Looks as though Matisse is scraping off a layer of burnt red to find his room. Like the paint comes first.
But our real walk, the long walk, the grinning walk, was on the first morning, from 59th and 5th down to 29th and back and forth between Madison, 5th, and Avenue of the Americas. Usually known as 6th. Good thing I wore my terribly glamorous Aerosoles.
It was a beautiful day. The picture below is neither retouched, nor painted by Georges Seurat. It's Central Park, taken with my little Panasonic Lumix from a vantage point on a street usefully known as Central Park South.
Don't get me wrong. Nobody slows down in the sun. They just hurry more happily. Past some of the greatest architecture of the Western world.
On East 59th and 5th, kitty-corner to Central Park, Mr. Jobs has constructed an outrageous retail experience. He plonked down a glass cube on a plaza, thereby referring inevitably to I.M. Pei's glass pyramid at the Louvre, all the while selling gizmos and gadgets to the entire world. Hats off, Steve, hats off to you.
I was wearing black, so there was no tone-on-tone way to join the throngs in floral joy. Gray with lettuce ruffles and lace was as decorative as I could get. But, I am blond, with blue eyes, and fairly pink of skin, so I brought some of my own pigment to the picture. And the trees were so green, the sky so blue, I believed there was enough color to go around. I only needed some flutter. And I got it.
If I were going again tomorrow, I'd find myself a shirt like this.
The woman below exemplified much about the style I saw.
- An ornamented hat.
- Flat sandals, tough but not too tough.
- Jeans so skinny that they were leggings.
- The trench with a fancy buckle.
- A floral patterned bag.
- And a patterned, colored, non-empire-waisted blouse in shades similar to the trench. The blouse is not visible here, due to my inability to buttonhole strangers and convince them to let me take their picture.
It's possible to feel drunk, just walking. Although this woman appeared to have no trouble keeping to her straight line.
We got tired. Tired but happy. Ready to close up the perceptual shop. And in Manhattan, there are cabs everywhere. Maybe not when the shows let out, maybe not when you leave work in the rain, but on a Friday afternoon around 2pm, plenty.

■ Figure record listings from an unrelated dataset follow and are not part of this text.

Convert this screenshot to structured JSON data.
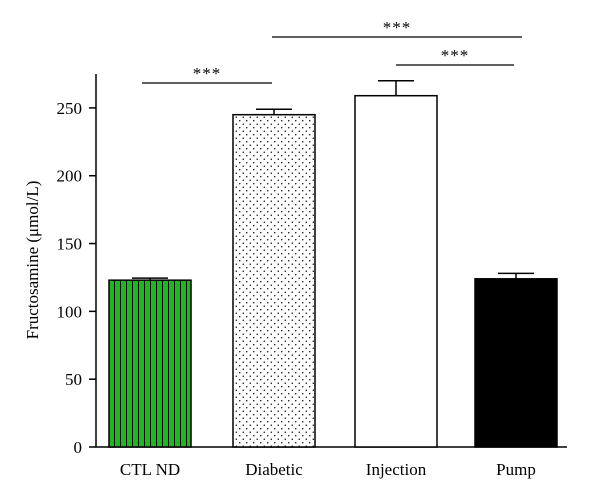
{
  "chart_data": {
    "type": "bar",
    "categories": [
      "CTL ND",
      "Diabetic",
      "Injection",
      "Pump"
    ],
    "values": [
      123,
      245,
      259,
      124
    ],
    "errors": [
      1.5,
      4,
      11,
      4
    ],
    "ylabel": "Fructosamine (μmol/L)",
    "ylim": [
      0,
      275
    ],
    "yticks": [
      0,
      50,
      100,
      150,
      200,
      250
    ],
    "styles": [
      {
        "fill": "#1db81d",
        "pattern": "vertical-stripes"
      },
      {
        "fill": "#ffffff",
        "pattern": "dots"
      },
      {
        "fill": "#ffffff",
        "pattern": "none"
      },
      {
        "fill": "#000000",
        "pattern": "none"
      }
    ],
    "significance": [
      {
        "from": 0,
        "to": 1,
        "label": "***"
      },
      {
        "from": 2,
        "to": 3,
        "label": "***"
      },
      {
        "from": 1,
        "to": 3,
        "label": "***"
      }
    ]
  }
}
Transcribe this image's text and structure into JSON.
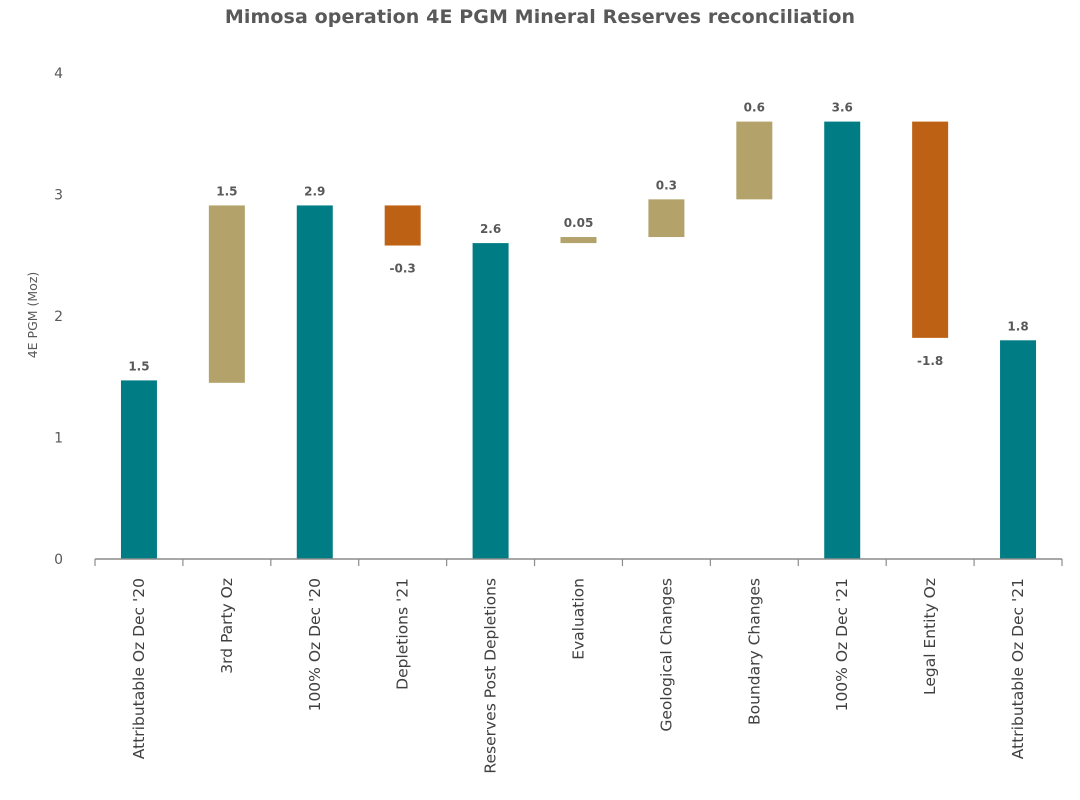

The next day, after the MOMA, we had pizza at John's in the West Village. Squint your eyes. Doesn't this kind of look like Starry Night, in red? All that circular motion? No? I told you I was a little distracted. A crowd of celebrants took over several tables and persisted in saying the word, "Martini!" over and over again, loudly, even though it was lunchtime. New York will do that to you.
Here's our food from John's. If you can resist calling this a Tower of Pizza you're infinitely more dignified than I. The same would be true if you could resist asking for a box, stuffing it with leftovers and having your son carry it to the subway, like a tomato-based badge of Manhattan honor. Even though he's walking.
*I recommend the tamales.
**Where my father bought me pearls for my 25th birthday. Someday I'm going back in.